The Labour Party under Jeremy Corbyn is experiencing very powerful forces of attraction and repulsion.
On the one hand, the influx of new members continues. Party membership is now 380,000, close to the recent peak of 400,000 in 1997. Moreover, sections of the radical left outside Labour are reconsidering their position.
Left Unity was founded a couple of years ago to offer an alternative to Labour. It decided last weekend to remain an independent organisation, but not to run candidates against Labour while Corbyn is leader.
On Friday of this week the Fire Brigades Union will decide whether or not to reaffiliate to the Labour Party.
On the other hand, the backlash from the right wing party establishment Corbyn has inherited from the New Labour era is getting stronger. We have a steady trickle of well-publicised resignations by business donors, comics and columnists.
Much more serious, however, is the offensive against Corbyn being mounted by the Labour right that dominates the shadow cabinet and the parliamentary Labour Party.
Not a day passes without an act of defiance of the party leader by some parliamentarian that would have earned instant withdrawal of the whip, if not expulsion, in the era of Tony Blair and Gordon Brown.
The Paris attacks have led to a step change in the ferocity of the assault on Corbyn. Clearly the Labour right now scents blood. They feel they have an issue on which they can—with the Tories’ help—break him.
The Blairites’ behaviour is contemptible. The old monsters—David Blunkett, Charles Clarke, John Reid—have started crawling out of their lairs. Someone should tell them that, as cabinet ministers under Blair, they share responsibility for the deaths in terrorist attacks that are a direct, predictable consequence of the invasion of Iraq.
Corbyn makes more or less this point himself. In Bristol last Saturday he said, “For the past 14 years, Britain has been at the centre of a succession of disastrous wars that have brought devastation to large parts of the wider Middle East.
“They have increased, not diminished, the threats to our own national security.”
But overall his approach has been much too equivocal. This is evident not only in his ducking and diving over shoot-to-kill. More fundamentally, Corbyn has said “any military response” to Paris must have “not only consent, but support of the international community and, crucially, legality from the United Nations”.
This is not the position that he, along with Tony Benn, the Campaign for Nuclear Disarmament, and the Socialist Workers Party, took over the 1991 Gulf War. We all opposed the military action, even though it was authorised by a UN Security Council Resolution 678 in November 1990.
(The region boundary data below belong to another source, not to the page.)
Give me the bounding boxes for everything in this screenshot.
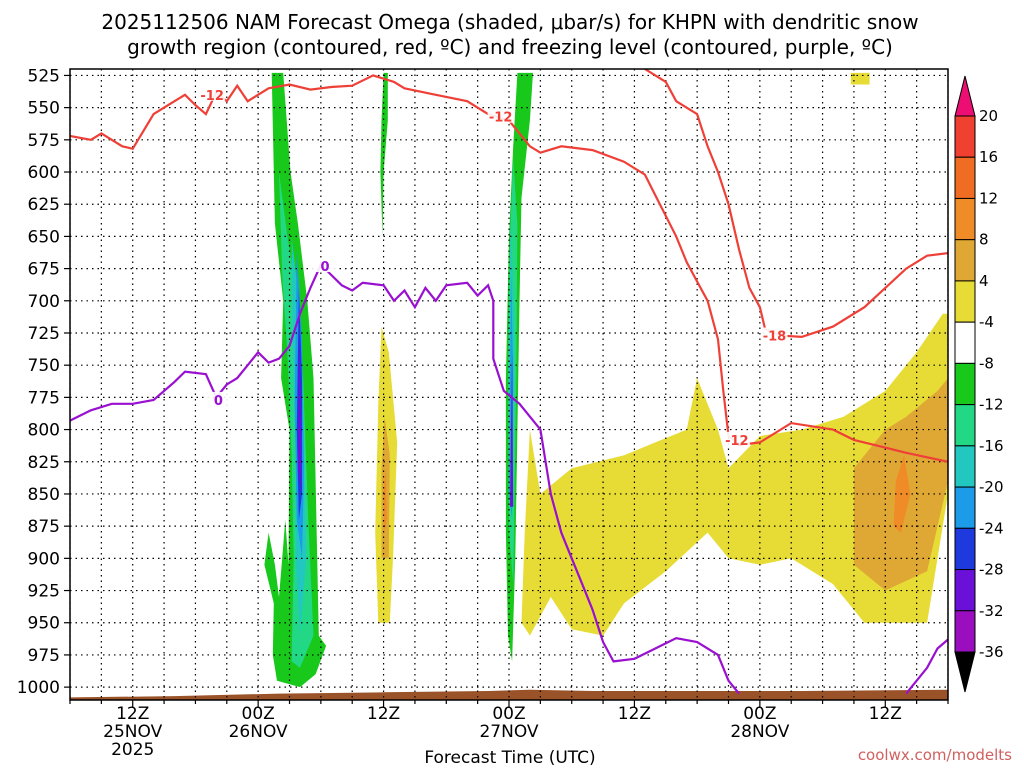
omega-shade-6 [380, 72, 388, 237]
x-tick-label: 00Z [492, 704, 525, 724]
chart-title-line-2: growth region (contoured, red, ºC) and f… [127, 35, 893, 59]
colorbar: 20 16 12 8 4 -4 -8 -12 -16 -20 -24 -28 -32 -36 [954, 75, 1004, 693]
x-tick-label: 00Z [743, 704, 776, 724]
x-tick-label: 00Z [242, 704, 275, 724]
x-tick-label: 28NOV [730, 722, 789, 742]
y-tick-label: 900 [28, 549, 60, 569]
y-tick-label: 1000 [17, 678, 60, 698]
contour-label-bg [487, 108, 514, 123]
colorbar-label: 20 [979, 107, 998, 125]
y-tick-label: 625 [28, 195, 60, 215]
x-axis-label: Forecast Time (UTC) [424, 748, 595, 768]
y-tick-label: 550 [28, 99, 60, 119]
colorbar-segment [954, 527, 976, 571]
contour-label: 0 [214, 394, 223, 409]
freezing-level-contour-0 [70, 262, 740, 695]
y-tick-label: 725 [28, 324, 60, 344]
y-tick-label: 750 [28, 356, 60, 376]
contour-label-bg [312, 258, 339, 273]
contour-label-bg [723, 431, 750, 446]
contour-label-bg [205, 391, 232, 406]
colorbar-bottom-arrow [954, 651, 976, 693]
omega-shade-15 [521, 313, 948, 636]
colorbar-label: -32 [979, 602, 1004, 620]
x-tick-label: 12Z [869, 704, 902, 724]
dgz-contour-1 [644, 69, 948, 339]
x-tick-label: 2025 [111, 740, 154, 760]
plot-clip-group: -12 -12 -12 -18 0 0 [70, 69, 948, 700]
contour-label: -12 [489, 111, 513, 126]
colorbar-segment [954, 445, 976, 488]
colorbar-label: -12 [979, 396, 1004, 414]
y-tick-label: 875 [28, 517, 60, 537]
colorbar-segment [954, 486, 976, 529]
y-tick-label: 525 [28, 66, 60, 86]
colorbar-label: 16 [979, 148, 998, 166]
colorbar-segment [954, 569, 976, 612]
plot-area: -12 -12 -12 -18 0 0 525 550 575 600 625 650 675 700 72… [17, 66, 949, 760]
colorbar-segment [954, 404, 976, 447]
colorbar-label: -24 [979, 519, 1004, 537]
x-tick-label: 25NOV [103, 722, 162, 742]
y-tick-label: 950 [28, 614, 60, 634]
colorbar-segment [954, 156, 976, 199]
freezing-level-contour-1 [905, 638, 948, 695]
omega-shade-11 [510, 352, 514, 507]
y-tick-label: 600 [28, 163, 60, 183]
x-tick-label: 27NOV [479, 722, 538, 742]
y-tick-label: 850 [28, 485, 60, 505]
omega-shade-18 [850, 72, 870, 85]
contour-label-bg [199, 86, 226, 101]
contour-label-bg [761, 327, 788, 342]
colorbar-label: -20 [979, 478, 1004, 496]
colorbar-segment [954, 280, 976, 323]
credit-text: coolwx.com/modelts [858, 746, 1012, 764]
colorbar-segment [954, 115, 976, 158]
colorbar-label: -4 [979, 313, 994, 331]
chart-title-line-1: 2025112506 NAM Forecast Omega (shaded, μ… [101, 10, 918, 34]
y-tick-label: 575 [28, 131, 60, 151]
y-tick-label: 700 [28, 292, 60, 312]
y-tick-label: 825 [28, 453, 60, 473]
colorbar-label: 8 [979, 231, 989, 249]
colorbar-label: 4 [979, 272, 989, 290]
colorbar-label: -36 [979, 643, 1004, 661]
contour-label: -18 [763, 330, 787, 345]
colorbar-label: -28 [979, 561, 1004, 579]
colorbar-segment [954, 239, 976, 282]
colorbar-segment [954, 197, 976, 241]
colorbar-label: -8 [979, 354, 994, 372]
x-tick-label: 12Z [618, 704, 651, 724]
contour-label: 0 [321, 260, 330, 275]
y-tick-label: 800 [28, 421, 60, 441]
x-tick-label: 12Z [116, 704, 149, 724]
y-tick-label: 650 [28, 227, 60, 247]
omega-shade-14 [383, 468, 387, 533]
colorbar-label: 12 [979, 189, 998, 207]
colorbar-segment [954, 362, 976, 406]
omega-shade-5 [297, 326, 301, 494]
colorbar-label: -16 [979, 437, 1004, 455]
contour-label: -12 [200, 89, 224, 104]
colorbar-segment [954, 610, 976, 653]
y-tick-label: 975 [28, 646, 60, 666]
dgz-contour-0 [70, 74, 948, 463]
colorbar-segment [954, 321, 976, 364]
colorbar-top-arrow [954, 75, 976, 117]
y-tick-label: 775 [28, 388, 60, 408]
y-tick-label: 925 [28, 582, 60, 602]
contour-label: -12 [725, 434, 749, 449]
x-tick-label: 12Z [367, 704, 400, 724]
y-tick-label: 675 [28, 260, 60, 280]
x-tick-label: 26NOV [229, 722, 288, 742]
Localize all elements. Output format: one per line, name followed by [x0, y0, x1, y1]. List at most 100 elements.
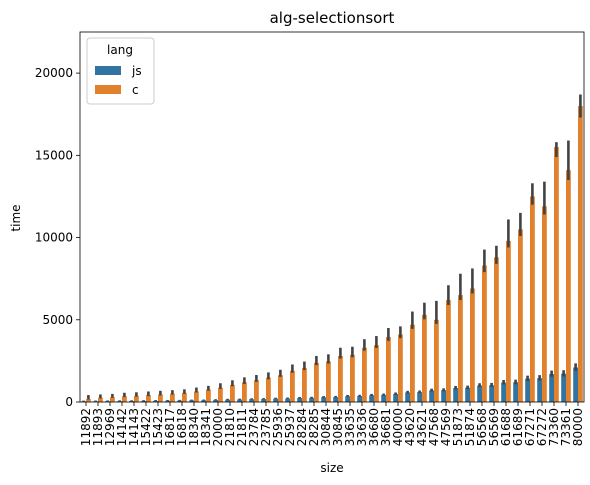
bar-js-21811 — [237, 399, 242, 402]
bar-js-18341 — [201, 400, 206, 402]
bar-js-16818 — [177, 400, 182, 402]
x-tick-label: 11892 — [79, 408, 93, 446]
x-tick-label: 51873 — [451, 408, 465, 446]
bar-c-21811 — [242, 382, 247, 402]
bar-c-80000 — [578, 106, 583, 402]
legend-label-js: js — [131, 64, 142, 78]
bar-c-30844 — [326, 361, 331, 402]
x-tick-label: 33635 — [343, 408, 357, 446]
bar-js-30844 — [321, 397, 326, 402]
bar-js-23785 — [261, 399, 266, 402]
x-tick-label: 56569 — [487, 408, 501, 446]
bar-c-47569 — [446, 300, 451, 402]
bar-js-25937 — [285, 398, 290, 402]
y-axis: 0 5000 10000 15000 20000 — [35, 66, 80, 409]
bar-c-51874 — [470, 288, 475, 402]
legend-label-c: c — [132, 83, 139, 97]
bar-js-51874 — [465, 387, 470, 402]
x-tick-label: 56568 — [475, 408, 489, 446]
x-tick-label: 23784 — [247, 408, 261, 446]
bar-c-33636 — [362, 347, 367, 402]
bar-js-28285 — [309, 397, 314, 402]
bar-js-16817 — [165, 400, 170, 402]
bar-c-21810 — [230, 384, 235, 402]
bar-c-56569 — [494, 257, 499, 402]
bar-c-20000 — [218, 387, 223, 402]
chart-title: alg-selectionsort — [270, 9, 395, 27]
bar-c-25937 — [290, 370, 295, 402]
x-tick-label: 67272 — [535, 408, 549, 446]
y-tick-label: 0 — [65, 395, 73, 409]
bar-js-23784 — [249, 399, 254, 402]
bar-js-33635 — [345, 396, 350, 402]
bar-js-12969 — [105, 401, 110, 402]
x-tick-label: 12969 — [103, 408, 117, 446]
bar-js-14143 — [129, 401, 134, 402]
x-tick-label: 11893 — [91, 408, 105, 446]
y-tick-label: 15000 — [35, 148, 73, 162]
bar-c-73360 — [554, 147, 559, 402]
bar-c-25936 — [278, 375, 283, 402]
bar-js-61688 — [501, 382, 506, 402]
bar-c-18340 — [194, 391, 199, 402]
legend: lang js c — [86, 37, 155, 105]
bar-js-56569 — [489, 385, 494, 402]
x-tick-label: 16818 — [175, 408, 189, 446]
x-tick-label: 43620 — [403, 408, 417, 446]
x-tick-label: 61688 — [499, 408, 513, 446]
bar-c-12969 — [110, 397, 115, 402]
bar-js-30845 — [333, 397, 338, 402]
legend-swatch-c — [95, 85, 121, 94]
bar-js-47569 — [441, 390, 446, 402]
x-tick-label: 40000 — [391, 408, 405, 446]
bar-c-11892 — [86, 399, 91, 402]
x-tick-label: 14142 — [115, 408, 129, 446]
bar-js-67271 — [525, 378, 530, 402]
x-tick-label: 21810 — [223, 408, 237, 446]
x-tick-label: 23785 — [259, 408, 273, 446]
bar-js-67272 — [537, 378, 542, 402]
x-tick-label: 30844 — [319, 408, 333, 446]
x-tick-label: 25937 — [283, 408, 297, 446]
bar-c-14143 — [134, 395, 139, 402]
bar-js-73361 — [561, 373, 566, 402]
bar-js-25936 — [273, 398, 278, 402]
bar-c-36681 — [386, 337, 391, 402]
x-tick-label: 51874 — [463, 408, 477, 446]
bar-js-21810 — [225, 399, 230, 402]
x-tick-label: 80000 — [571, 408, 585, 446]
bar-js-40000 — [393, 393, 398, 402]
bar-c-43620 — [410, 324, 415, 402]
x-tick-label: 30845 — [331, 408, 345, 446]
bar-js-15422 — [141, 400, 146, 402]
x-tick-label: 18340 — [187, 408, 201, 446]
bar-js-43621 — [417, 392, 422, 402]
bar-js-73360 — [549, 374, 554, 402]
bar-js-28284 — [297, 398, 302, 402]
x-tick-label: 47568 — [427, 408, 441, 446]
x-tick-label: 61689 — [511, 408, 525, 446]
bar-js-80000 — [573, 367, 578, 402]
bar-js-43620 — [405, 392, 410, 402]
x-tick-label: 43621 — [415, 408, 429, 446]
bar-c-73361 — [566, 170, 571, 402]
bar-c-56568 — [482, 265, 487, 402]
bar-js-36681 — [381, 394, 386, 402]
bar-c-18341 — [206, 389, 211, 402]
x-axis-label: size — [320, 461, 343, 475]
x-tick-label: 28284 — [295, 408, 309, 446]
bar-c-61689 — [518, 229, 523, 402]
bar-c-23784 — [254, 380, 259, 402]
bar-c-23785 — [266, 377, 271, 402]
bar-js-36680 — [369, 395, 374, 402]
x-tick-label: 36680 — [367, 408, 381, 446]
x-tick-label: 15422 — [139, 408, 153, 446]
legend-title: lang — [107, 43, 133, 57]
x-tick-label: 16817 — [163, 408, 177, 446]
bar-c-28284 — [302, 368, 307, 402]
bar-c-67272 — [542, 206, 547, 402]
bar-c-14142 — [122, 396, 127, 402]
bar-c-51873 — [458, 295, 463, 402]
plot-frame — [79, 31, 585, 403]
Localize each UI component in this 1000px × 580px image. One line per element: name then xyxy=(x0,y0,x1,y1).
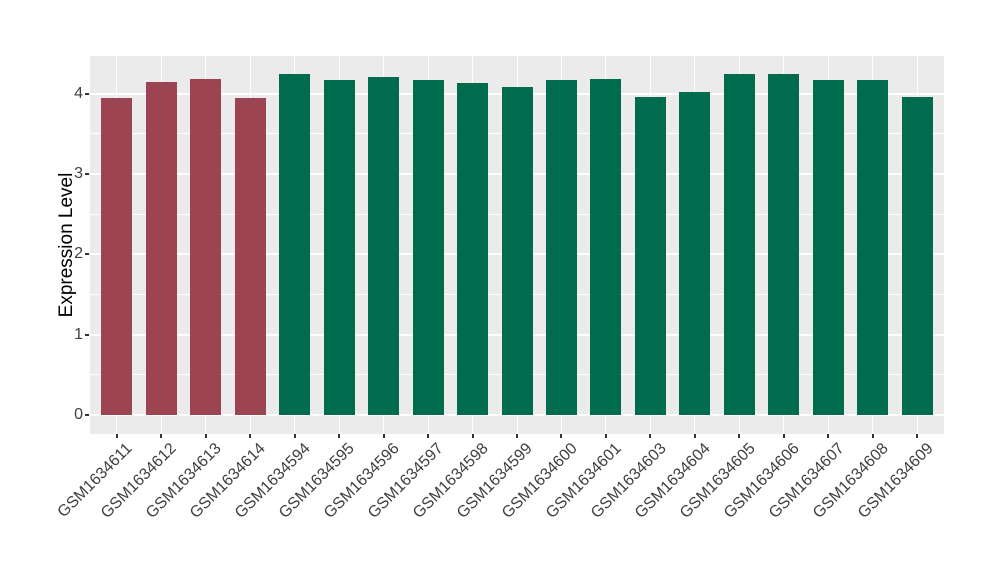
y-tick-label-0: 0 xyxy=(74,406,83,424)
x-tick-mark xyxy=(427,434,430,438)
x-tick-label-GSM1634611: GSM1634611 xyxy=(54,440,136,521)
x-tick-mark xyxy=(827,434,830,438)
x-tick-mark xyxy=(204,434,207,438)
bar-GSM1634601 xyxy=(590,79,622,416)
y-tick-mark-4 xyxy=(85,92,89,95)
x-tick-mark xyxy=(249,434,252,438)
bar-GSM1634607 xyxy=(812,80,844,416)
bar-GSM1634596 xyxy=(368,76,400,416)
x-tick-mark xyxy=(693,434,696,438)
bar-GSM1634595 xyxy=(323,80,355,416)
y-tick-label-4: 4 xyxy=(74,84,83,102)
x-tick-mark xyxy=(560,434,563,438)
x-tick-mark xyxy=(782,434,785,438)
x-tick-mark xyxy=(604,434,607,438)
y-tick-label-1: 1 xyxy=(74,325,83,343)
x-tick-mark xyxy=(115,434,118,438)
bar-GSM1634600 xyxy=(545,80,577,416)
bar-GSM1634599 xyxy=(501,87,533,416)
x-tick-mark xyxy=(871,434,874,438)
bar-GSM1634608 xyxy=(857,80,889,416)
bar-GSM1634603 xyxy=(634,96,666,416)
y-tick-label-3: 3 xyxy=(74,165,83,183)
y-tick-mark-0 xyxy=(85,414,89,417)
bar-GSM1634606 xyxy=(768,74,800,416)
x-tick-mark xyxy=(649,434,652,438)
bar-GSM1634605 xyxy=(723,74,755,416)
plot-panel xyxy=(90,56,944,434)
x-tick-mark xyxy=(293,434,296,438)
x-tick-mark xyxy=(516,434,518,438)
y-tick-mark-3 xyxy=(85,173,89,176)
bar-GSM1634614 xyxy=(234,97,266,416)
x-tick-mark xyxy=(471,434,474,438)
bar-GSM1634598 xyxy=(457,83,489,416)
bar-GSM1634594 xyxy=(279,73,311,416)
x-tick-mark xyxy=(738,434,741,438)
bar-GSM1634611 xyxy=(101,97,133,416)
x-tick-mark xyxy=(916,434,919,438)
y-tick-label-2: 2 xyxy=(74,245,83,263)
bar-GSM1634609 xyxy=(901,96,933,416)
y-tick-mark-2 xyxy=(85,253,89,256)
bar-GSM1634597 xyxy=(412,80,444,416)
x-tick-mark xyxy=(382,434,385,438)
x-tick-mark xyxy=(160,434,163,438)
bar-GSM1634612 xyxy=(145,81,177,416)
x-tick-mark xyxy=(338,434,341,438)
y-tick-mark-1 xyxy=(85,333,89,336)
bar-GSM1634604 xyxy=(679,92,711,416)
bar-GSM1634613 xyxy=(190,79,222,416)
The anti-war movement in Britain has consistently argued that UN “legality” can’t make a bad war good. We oppose continuing the cycle of military intervention and terrorist atrocity that drags us into worse and worse disasters.
The UN Security Council on Friday of last week passed a resolution calling on member states “to take all necessary measures” against Isis. This pulls the rug from under Corbyn.
This muddle points to the danger that his concessions to the right can weaken the left as a whole.
Of course, we all want to support Corbyn’s struggle to change Labour. This, presumably, is why Left Unity took the decision that they did. But this can’t mean simply defending his hesitations.
Corbyn’s strength remains his popular support. The New Statesman conceded that, because of Blairite resignations, “the party has moved leftwards since the Labour leadership election. Were Corbyn to be challenged and defend his position, many believe he would win an even larger victory.”
Instead of manoeuvring to appease the unappeasable right, Corbyn should start laying down the law to them.
His current strategy seems to be to transform Labour into a socialist party with the agreement of the Blairite holdovers. This is an inner-party version of the reformist project of changing society with the consent of the ruling class.
It doesn’t work on the larger scale and it won’t work within Labour.